I believe that there is nothing linking the Florida cannibal to bath salts in the latest rendition. In fact, it seems he spit out the victim's face and may not technically be a cannibal at all.
I am not a robot.
What is underage drinking? Where I am, it is under 18 or 19, depending on where. In the US, it seems to be under 21. There are a lot of states where it is illegal to serve alcohol to someone under 21 dining in restaurant with parents, but the same young adult can drink legally, at home, if the parents choose to provide the booze. It is so arbitrary to make drinking illegal in this way. It also drives drinking underground which is more dangerous. Adults should be allowed to drink. If you can vote, you should be able to drink. There are "kids" who will be attending med school in the fall who are still too young to drink!!
You know they're only using bath salts as a cover to hide the fact that the zombie apocalypse has begun... ;)
At the risk of sounding pedantic (for a change), what do you mean by "legal"? In what sense is Amoxicillin legal? No one can get it except through the intervention of an agent of the state, like me.
As to bath salts, legal or not, I would not be okay with my children trying them because the social context does not permit it. In a different place and time, maybe.

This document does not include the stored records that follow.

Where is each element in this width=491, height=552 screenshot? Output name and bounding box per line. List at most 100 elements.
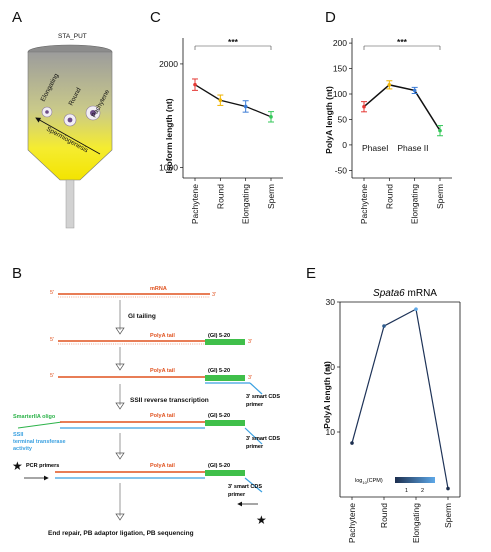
series-line	[351, 308, 449, 489]
significance-label: ***	[397, 37, 408, 47]
panel-letter-c: C	[150, 9, 161, 26]
x-tick-label-elongating: Elongating	[241, 184, 251, 224]
x-tick-label-round: Round	[384, 184, 394, 209]
step-gi-tailing: GI tailing	[128, 313, 156, 320]
phase-label-2: Phase II	[397, 143, 428, 153]
mrna-label: mRNA	[150, 286, 167, 292]
pcr-star-right: ★	[256, 513, 267, 527]
chart-c-ylabel: Isoform length (nt)	[164, 98, 174, 173]
cell-pachytene	[85, 105, 101, 121]
y-tick-label: 50	[338, 114, 348, 124]
phase-label-1: PhaseI	[362, 143, 388, 153]
cpm-legend-label: log10(CPM)	[355, 478, 383, 485]
primer-label-1b: primer	[246, 402, 264, 408]
y-tick-label: 30	[326, 297, 336, 307]
significance-label: ***	[228, 37, 239, 47]
cell-round	[63, 113, 77, 127]
ssii-label-2: terminal transferase	[13, 439, 66, 445]
smarter-oligo-label: SmarterIIA oligo	[13, 414, 56, 420]
x-tick-label-round: Round	[215, 184, 225, 209]
chart-e-title: Spata6 mRNA	[373, 288, 437, 299]
data-point	[382, 324, 386, 328]
mrna-row: 5' mRNA 3'	[50, 286, 216, 298]
cpm-tick-2: 2	[421, 488, 424, 494]
svg-text:3': 3'	[248, 375, 252, 381]
chart-e-plot: 10 20 30 Pachytene Round Elongating Sperm	[326, 297, 461, 543]
svg-text:3': 3'	[248, 339, 252, 345]
panel-a: A STA_PUT Elongating Round Pachytene Spe…	[12, 9, 113, 229]
ssii-label-1: SSII	[13, 432, 24, 438]
panel-c: C Isoform length (nt) 1000 2000 Pachytene R…	[150, 9, 283, 224]
y-tick-label: -50	[335, 165, 348, 175]
five-prime-1: 5'	[50, 290, 54, 296]
primer-label-1a: 3' smart CDS	[246, 394, 280, 400]
data-point	[350, 441, 354, 445]
rt-row: SmarterIIA oligo PolyA tail (GI) 5-20 SS…	[13, 413, 280, 452]
panel-letter-e: E	[306, 265, 316, 282]
svg-text:(GI) 5-20: (GI) 5-20	[208, 413, 230, 419]
data-point	[193, 82, 197, 87]
panel-d: D PolyA length (nt) -50 0 50 100 150 200 Pachy…	[324, 9, 452, 224]
panel-letter-b: B	[12, 265, 22, 282]
data-point	[362, 104, 366, 109]
series-line	[194, 84, 272, 118]
x-tick-label-sperm: Sperm	[266, 184, 276, 209]
polya-row-1: 5' PolyA tail (GI) 5-20 3'	[50, 333, 252, 345]
panel-b: B 5' mRNA 3' GI tailing 5' PolyA tail (G…	[12, 265, 280, 537]
three-prime-1: 3'	[212, 292, 216, 298]
chart-e-ylabel: PolyA length (nt)	[322, 361, 332, 429]
panel-letter-a: A	[12, 9, 22, 26]
gi-label-1: (GI) 5-20	[208, 333, 230, 339]
polya-tail-label-1: PolyA tail	[150, 333, 175, 339]
svg-text:5': 5'	[50, 373, 54, 379]
y-tick-label: 0	[342, 140, 347, 150]
data-point	[269, 115, 273, 119]
chart-c-plot: 1000 2000 Pachytene Round Elongating Sperm ***	[159, 37, 283, 224]
pcr-primers-label: PCR primers	[26, 463, 59, 469]
cpm-gradient	[395, 477, 435, 483]
spermiogenesis-arrow	[35, 117, 101, 155]
chart-d-plot: -50 0 50 100 150 200 Pachytene Round Elongating S…	[333, 37, 452, 224]
svg-text:3' smart CDS: 3' smart CDS	[228, 484, 262, 490]
svg-text:3' smart CDS: 3' smart CDS	[246, 436, 280, 442]
y-tick-label: 20	[326, 362, 336, 372]
cell-elongating	[41, 106, 53, 118]
y-tick-label: 100	[333, 89, 347, 99]
chart-d-ylabel: PolyA length (nt)	[324, 86, 334, 154]
data-point	[414, 307, 418, 311]
svg-text:5': 5'	[50, 337, 54, 343]
data-point	[438, 128, 442, 133]
data-point	[243, 104, 248, 109]
data-point	[387, 83, 392, 87]
x-tick-label-sperm: Sperm	[435, 184, 445, 209]
cpm-legend: log10(CPM) 1 2	[355, 477, 435, 494]
y-tick-label: 150	[333, 64, 347, 74]
svg-text:PolyA tail: PolyA tail	[150, 463, 175, 469]
x-tick-label-elongating: Elongating	[411, 503, 421, 543]
data-point	[446, 486, 450, 491]
ssii-label-3: activity	[13, 446, 33, 452]
svg-text:primer: primer	[228, 492, 246, 498]
pcr-row: ★ PCR primers PolyA tail (GI) 5-20 3' sm…	[12, 459, 267, 527]
pcr-star-left: ★	[12, 459, 23, 473]
svg-text:PolyA tail: PolyA tail	[150, 368, 175, 374]
tube-label: STA_PUT	[58, 33, 87, 40]
y-tick-label: 1000	[159, 163, 178, 173]
svg-text:primer: primer	[246, 444, 264, 450]
x-tick-label-pachytene: Pachytene	[359, 184, 369, 224]
x-tick-label-round: Round	[379, 503, 389, 528]
final-step: End repair, PB adaptor ligation, PB sequ…	[48, 530, 194, 537]
series-line	[363, 84, 441, 132]
x-tick-label-sperm: Sperm	[443, 503, 453, 528]
panel-e: E Spata6 mRNA PolyA length (nt) 10 20 30 Pa…	[306, 265, 461, 543]
x-tick-label-elongating: Elongating	[410, 184, 420, 224]
svg-text:PolyA tail: PolyA tail	[150, 413, 175, 419]
polya-row-2: 5' PolyA tail (GI) 5-20 3'	[50, 368, 263, 395]
y-tick-label: 2000	[159, 59, 178, 69]
data-point	[218, 98, 223, 103]
y-tick-label: 200	[333, 38, 347, 48]
x-tick-label-pachytene: Pachytene	[190, 184, 200, 224]
panel-letter-d: D	[325, 9, 336, 26]
svg-text:(GI) 5-20: (GI) 5-20	[208, 463, 230, 469]
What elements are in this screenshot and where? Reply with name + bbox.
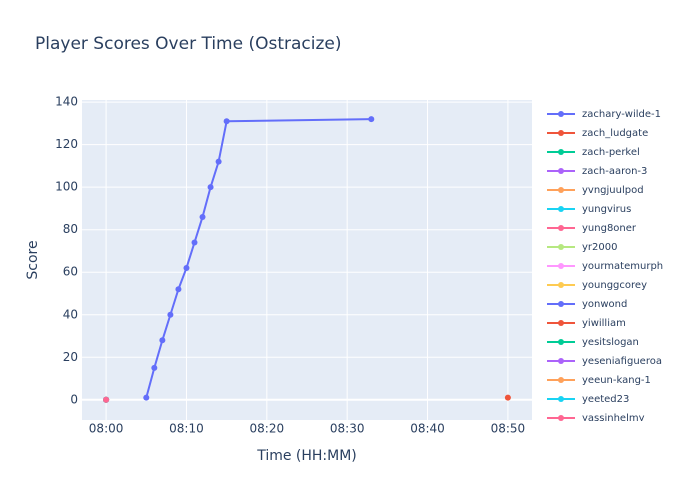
legend-marker [558, 339, 564, 345]
chart-title: Player Scores Over Time (Ostracize) [35, 34, 342, 54]
y-tick-label: 60 [63, 265, 78, 279]
legend-marker [558, 111, 564, 117]
legend-marker [558, 377, 564, 383]
y-tick-label: 20 [63, 350, 78, 364]
x-tick-label: 08:00 [89, 422, 124, 436]
legend-marker [558, 187, 564, 193]
y-axis-title: Score [25, 240, 41, 279]
legend-label[interactable]: yeeted23 [582, 394, 629, 405]
legend-label[interactable]: yiwilliam [582, 318, 626, 329]
legend-marker [558, 244, 564, 250]
legend-marker [558, 396, 564, 402]
legend-label[interactable]: yung8oner [582, 223, 637, 234]
x-tick-label: 08:30 [330, 422, 365, 436]
legend-label[interactable]: zachary-wilde-1 [582, 109, 661, 120]
plot-area [82, 100, 532, 420]
point [223, 118, 230, 125]
point [183, 264, 190, 271]
legend-label[interactable]: yeseniafigueroa [582, 356, 662, 367]
x-tick-label: 08:10 [169, 422, 204, 436]
point [504, 394, 511, 401]
legend-marker [558, 320, 564, 326]
legend-label[interactable]: yassinhelmy [582, 413, 645, 424]
legend-marker [558, 415, 564, 421]
y-tick-label: 140 [55, 95, 78, 109]
y-tick-label: 100 [55, 180, 78, 194]
point [151, 364, 158, 371]
legend-label[interactable]: yvngjuulpod [582, 185, 644, 196]
legend-marker [558, 282, 564, 288]
series-line [145, 118, 372, 398]
legend-marker [558, 225, 564, 231]
x-tick-label: 08:50 [491, 422, 526, 436]
legend-label[interactable]: yr2000 [582, 242, 617, 253]
point [191, 239, 198, 246]
legend-label[interactable]: yourmatemurph [582, 261, 663, 272]
point [368, 116, 375, 123]
x-tick-label: 08:40 [410, 422, 445, 436]
y-tick-label: 40 [63, 307, 78, 321]
y-tick-label: 120 [55, 137, 78, 151]
point [199, 213, 206, 220]
grid: 0 20 40 60 80 100 120 140 08:00 08:10 08:20 08:30 08… [55, 95, 532, 436]
legend-marker [558, 130, 564, 136]
x-axis-title: Time (HH:MM) [256, 448, 357, 464]
legend-marker [558, 358, 564, 364]
point [143, 394, 150, 401]
legend-label[interactable]: yesitslogan [582, 337, 639, 348]
point [175, 286, 182, 293]
point [207, 184, 214, 191]
legend-marker [558, 263, 564, 269]
legend-label[interactable]: yungvirus [582, 204, 631, 215]
legend-label[interactable]: zach-perkel [582, 147, 640, 158]
legend-marker [558, 149, 564, 155]
point [167, 311, 174, 318]
x-tick-label: 08:20 [250, 422, 285, 436]
legend-label[interactable]: yeeun-kang-1 [582, 375, 651, 386]
legend-marker [558, 168, 564, 174]
legend-marker [558, 301, 564, 307]
legend-label[interactable]: zach-aaron-3 [582, 166, 647, 177]
legend-label[interactable]: yonwond [582, 299, 627, 310]
marks [103, 116, 511, 403]
y-tick-label: 80 [63, 222, 78, 236]
legend-marker [558, 206, 564, 212]
y-tick-label: 0 [70, 392, 78, 406]
legend-label[interactable]: younggcorey [582, 280, 647, 291]
point [159, 337, 166, 344]
point [103, 396, 110, 403]
legend: zachary-wilde-1 zach_ludgate zach-perkel za… [547, 109, 663, 424]
point [215, 158, 222, 165]
legend-label[interactable]: zach_ludgate [582, 128, 648, 139]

Social context is everything. Don't forget that opium was commonly used, socially-acceptable and perfectly legal
I'm not a huge fan of the War on Drugs since it hasn't done jack to reduce drug abuse, and it appears to have induced violent crimes (Drug cartels and drug lords). I'd prefer most recreational drugs be decriminalized or legal if they prove to have little physical harm. I'm all for harm reduction if someone feels that is what they need.
That said, some of these drugs being produced to by-pass drug laws appear more dangerous than some of our more "traditional" fare in that they can cause immediate risk of death. Some of the synthetic cannibinoids have landed a few people in the ER in my parts, as did MDPV. Alcohol does tend to cause more hospital visits, yes, but some of the new stuff has me a bit concerned. There are drugs that have little abuse potential and zero chance of overdose.
Oh, and Dinah - Bath salts for bath tubs are often scented Epsom Salt (or something similar). Mix Epsom salt with essential oil of your choice, let it hang out in a bag for a few days, and voila - pretty much the same thing you paid eighteen bucks for.